El maquiavelismo, como etiqueta, ha sido usado una y otra vez contra Sánchez. “Vendería a su madre”, llegó a decir Arturo Pérez-Reverte. Pero la comparación es más rica que el insulto fácil. Maquiavelo no fue un político sin escrúpulos, sino un observador de los engranajes del poder. Un funcionario renacentista que estudió con frialdad a César Borgia, hijo del papa Alejandro VI, como quien analiza un experimento. Aprendió que el poder no se mantiene solo con virtud, y mucho menos con moral cristiana.
César Borgia entendía que un gobernante debía mostrarse cruel cuando hiciera falta, pero que debía hacerlo con precisión quirúrgica. Su error fue confiar en un enemigo disfrazado de aliado. Prometieron apoyarlo en un cónclave y lo acabaron encerrando. La historia no perdona ingenuidades.
Pedro Sánchez, por su parte, tampoco quiere parecer ingenuo. Sabe que la lealtad de Estados Unidos es volátil —los vaivenes de Trump lo han demostrado— y por eso se suma al rearme europeo.
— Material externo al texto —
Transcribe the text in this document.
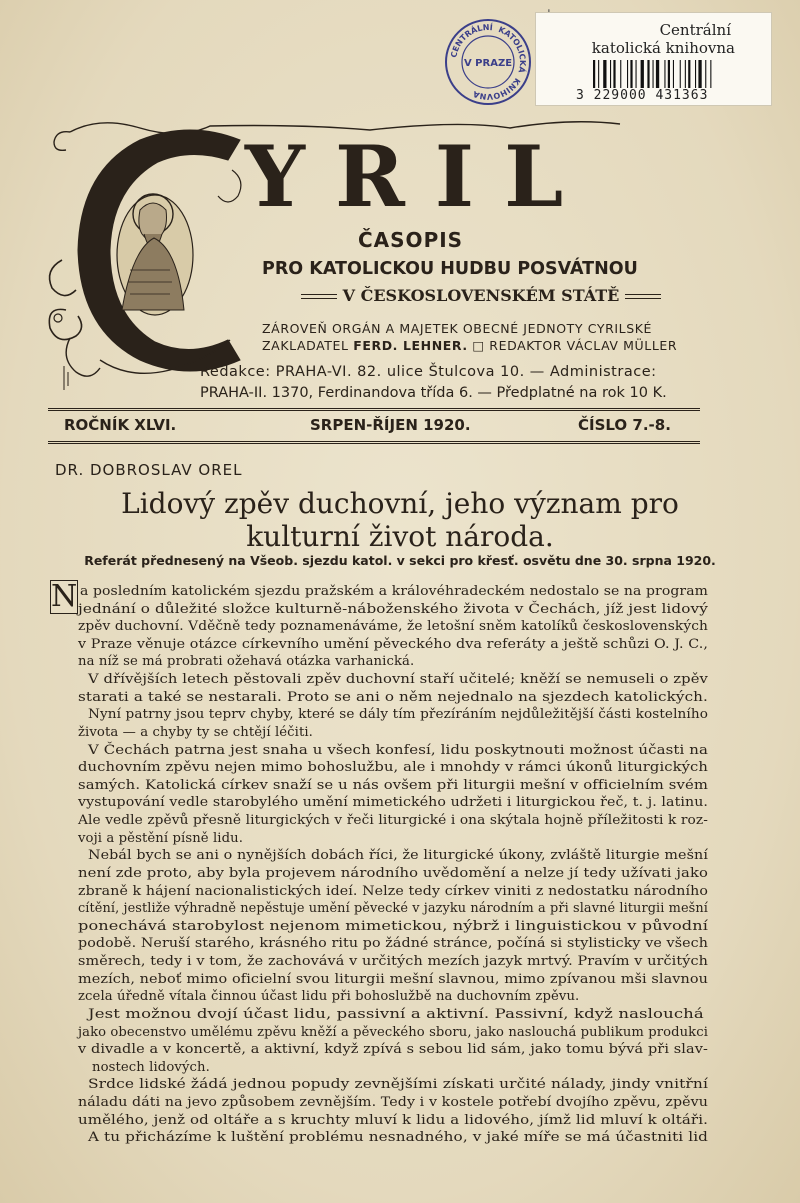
CENTRÁLNÍ KATOLICKÁ
KNIHOVNA
V PRAZE
Centrální
katolická knihovna
3 229000 431363
YRIL
ČASOPIS
PRO KATOLICKOU HUDBU POSVÁTNOU
V ČESKOSLOVENSKÉM STÁTĚ
ZÁROVEŇ ORGÁN A MAJETEK OBECNÉ JEDNOTY CYRILSKÉ
ZAKLADATEL FERD. LEHNER. □ REDAKTOR VÁCLAV MÜLLER
Redakce: PRAHA-VI. 82. ulice Štulcova 10. — Administrace:
PRAHA-II. 1370, Ferdinandova třída 6. — Předplatné na rok 10 K.
ROČNÍK XLVI.	SRPEN-ŘÍJEN 1920.	ČÍSLO 7.-8.
DR. DOBROSLAV OREL
Lidový zpěv duchovní, jeho význam pro
kulturní život národa.
Referát přednesený na Všeob. sjezdu katol. v sekci pro křesť. osvětu dne 30. srpna 1920.
N a posledním katolickém sjezdu pražském a královéhradeckém nedostalo se na program
jednání o důležité složce kulturně-náboženského života v Čechách, jíž jest lidový
zpěv duchovní. Vděčně tedy poznamenáváme, že letošní sněm katolíků československých
v Praze věnuje otázce církevního umění pěveckého dva referáty a ještě schůzi O. J. C.,
na níž se má probrati ožehavá otázka varhanická.
V dřívějších letech pěstovali zpěv duchovní staří učitelé; kněží se nemuseli o zpěv
starati a také se nestarali. Proto se ani o něm nejednalo na sjezdech katolických.
Nyní patrny jsou teprv chyby, které se dály tím přezíráním nejdůležitější části kostelního
života — a chyby ty se chtějí léčiti.
V Čechách patrna jest snaha u všech konfesí, lidu poskytnouti možnost účasti na
duchovním zpěvu nejen mimo bohoslužbu, ale i mnohdy v rámci úkonů liturgických
samých. Katolická církev snaží se u nás ovšem při liturgii mešní v officielním svém
vystupování vedle starobylého umění mimetického udržeti i liturgickou řeč, t. j. latinu.
Ale vedle zpěvů přesně liturgických v řeči liturgické i ona skýtala hojně příležitosti k roz-
voji a pěstění písně lidu.
Nebál bych se ani o nynějších dobách říci, že liturgické úkony, zvláště liturgie mešní
není zde proto, aby byla projevem národního uvědomění a nelze jí tedy užívati jako
zbraně k hájení nacionalistických ideí. Nelze tedy církev viniti z nedostatku národního
cítění, jestliže výhradně nepěstuje umění pěvecké v jazyku národním a při slavné liturgii mešní
ponechává starobylost nejenom mimetickou, nýbrž i linguistickou v původní
podobě. Neruší starého, krásného ritu po žádné stránce, počíná si stylisticky ve všech
směrech, tedy i v tom, že zachovává v určitých mezích jazyk mrtvý. Pravím v určitých
mezích, neboť mimo oficielní svou liturgii mešní slavnou, mimo zpívanou mši slavnou
zcela úředně vítala činnou účast lidu při bohoslužbě na duchovním zpěvu.
Jest možnou dvojí účast lidu, passivní a aktivní. Passivní, když naslouchá
jako obecenstvo umělému zpěvu kněží a pěveckého sboru, jako naslouchá publikum produkci
v divadle a v koncertě, a aktivní, když zpívá s sebou lid sám, jako tomu bývá při slav-
nostech lidových.
Srdce lidské žádá jednou popudy zevnějšími získati určité nálady, jindy vnitřní
náladu dáti na jevo způsobem zevnějším. Tedy i v kostele potřebí dvojího zpěvu, zpěvu
umělého, jenž od oltáře a s kruchty mluví k lidu a lidového, jímž lid mluví k oltáři.
A tu přicházíme k luštění problému nesnadného, v jaké míře se má účastniti lid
Pero al hacerlo, cede también a las presiones del Pentágono, que exigió más gasto militar en marzo tras una cumbre bilateral. ¿Autonomía estratégica o simple obediencia?
Mientras el presidente clama por un nuevo vínculo trasatlántico, la OTAN se convierte en el nuevo dogma, y la izquierda crítica se queda sin espacio. La pregunta que flota en el aire es qué queda de la promesa de no recortar en servicios sociales. ¿De verdad el gasto en armas no tocará el Estado del bienestar? ¿Y qué margen queda para un gobierno progresista si las prioridades se fijan desde Washington?
Maquiavelo advertía que un príncipe no solo debía proteger su ciudad, sino evitar ganarse el odio de los suyos. La soledad política es letal. Sánchez, en su intento por parecer fuerte ante los aliados externos, puede quedar expuesto ante sus enemigos internos. Los partidos de derecha ya huelen sangre. Como en el cónclave, a papa muerto, papa puesto.